Out of Sorts, take 4

September 2016 updates: major-league Python code tidying (and new data listings).

Having, erm, sorted out book list sorting back in January 1989 (on my Amstrad CP/M PC), and, a year later book list sorting (under Acorn RISC OS), how about some really modern book list sorting, undertaken with the help of a SQLite DB and some adroit Python snake charming? On a 64-bit Linux Mint system?

I've been teased...

... by Brian for my Luddite approach to data file handling. He advocates Python for text field handling... basically. For the last umpty¹ years I've kept ASCII data files of my books, videos, and music. Until 1994, I would occasionally print these out as jolly nice DTP catalogues that the print room staff in the basement of IBM Hursley house were happy to copy, collate, and bind for me in return for small-scale financial inducements, a few good jokes, or just some of my more scandalous gossip.

What happened in 1994? Basically, the web.

Since the books I'd been writing in IBM all used a markup language, HTML was just another set of tags to handle. With less paper² to print. So my book lists lived on in cyberspace. With the block and column edit facilities of the TextPad editor on Windows I would sort them by Author, by Title, by Genre, by price, by date of purchase... and then whack them in between a pair of <pre> and </pre> tags, with a bit of HTML / CSS wrappering, letting the web browser do the work. Tab-separated data. What could be easier?

"Why do it that way?" asked Brian, horrified at the thought of treating data in such a haphazard, cavalier way. (He was too polite to say "amateurish", but I've known him long enough to know that's what he thought. And he's right.) "Show me a better way", said I. He did.

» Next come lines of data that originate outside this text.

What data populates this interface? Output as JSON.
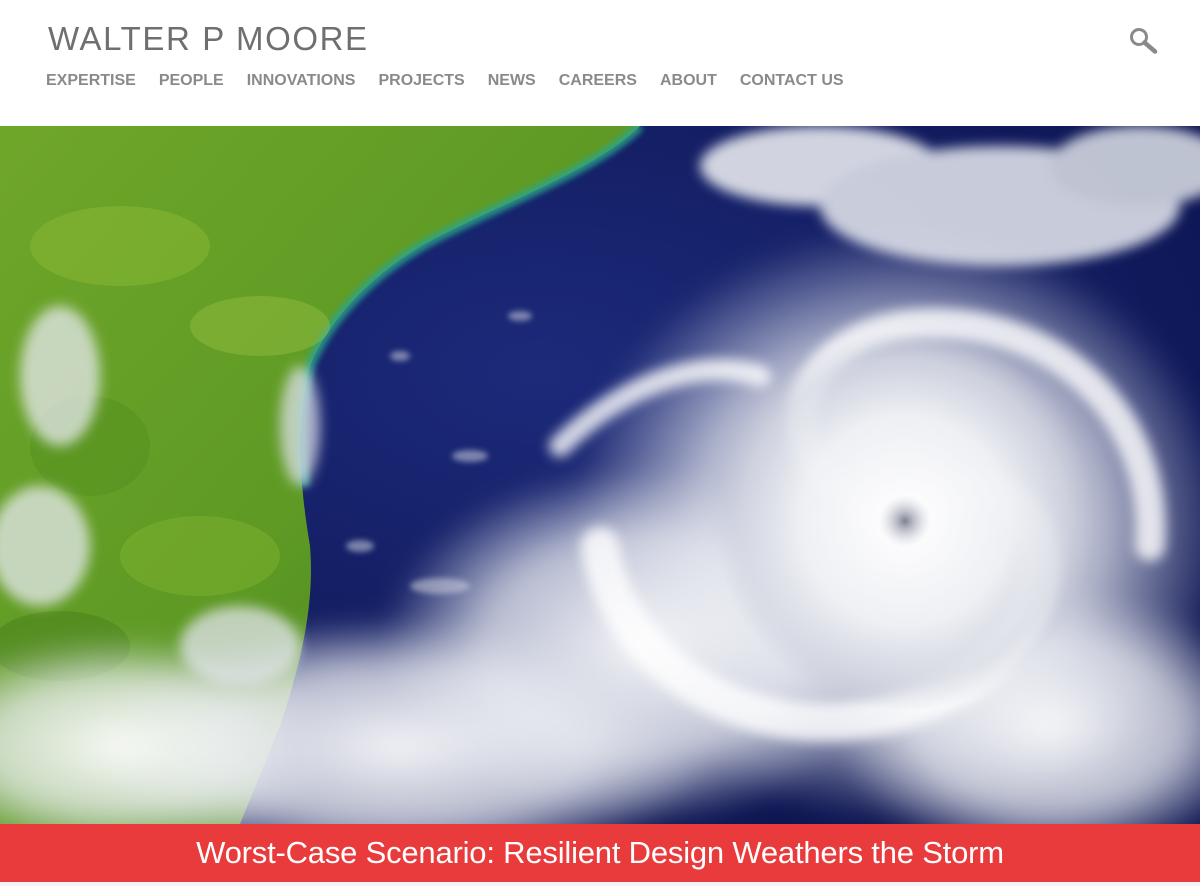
{
  "header": {
    "logo_text": "WALTER P MOORE",
    "search_icon": "search-icon",
    "nav": [
      {
        "label": "EXPERTISE"
      },
      {
        "label": "PEOPLE"
      },
      {
        "label": "INNOVATIONS"
      },
      {
        "label": "PROJECTS"
      },
      {
        "label": "NEWS"
      },
      {
        "label": "CAREERS"
      },
      {
        "label": "ABOUT"
      },
      {
        "label": "CONTACT US"
      }
    ]
  },
  "hero": {
    "image_subject": "satellite image of a hurricane near a coastline",
    "banner_title": "Worst-Case Scenario: Resilient Design Weathers the Storm"
  },
  "colors": {
    "banner_bg": "#e93a3c",
    "nav_text": "#8a8a8a",
    "logo_text": "#6f6f6f"
  }
}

I now have a SQLite DB that I can enter data directly into, or load from an ASCII data file by Python code. Further code extracts, sorts, and formats the data (with some CSS assistance from me). It handles all the special cases of authors whose names contain accents, or who insist on a surname beginning with a lowercase³ letter, or book titles similarly afflicted. The generated web pages are indistinguishable from the hand-crafted horrors I've laboriously produced for two decades. But with one crucial difference. These web pages take mere seconds of CPU time to generate. Plus a bit of typing at a command prompt. Using TextPad on Windows, it could take me an hour or more to prepare the same⁴ files.

Date: 24 September 2016

See how they run!

A recent example, run on 24th September, 2016 on Skylark:

Footnotes

¹  In the case of books, "umpty" is an integer number of years approaching 50 though the lists were (as mentioned here) originally hand-written in notebooks, and later listed on a card index system of Baroque complexity. I was an odd child.
²  I was greatly amused (though not in a good way) when summoned on one occasion up to the Lab Director's office and told, on arrival, to explain to her secretary the art of printing out web pages so that the Lab Director could then read them. Indeed, I have often been greatly amused by the evidence I've seen with my own eyes of senior IBMers who variously failed to engage with new-fangled technology of various sorts. Not that I'm squeaky clean in this respect. (Or any other, for that matter.)
³  Author ee cummings managed a Doubleplusungood with both his name, and his book title: "may i feel said he". As for John Cuneo's "nEuROTIC" (a lovely little book of vicious cartoons), what can one say?
⁴  In the mid-1980s, sorting and merging my books database on CP/M, using Mallard BASIC, it took 20 minutes just to chew through 5,000 titles. Let's not even think about how long the subsequent noisy impact printing took. Both disk and memory were at such a premium back then I was forced to keep three separate data files of my books: fiction, non-fiction, and science fiction. Hence the need for some adroit merging.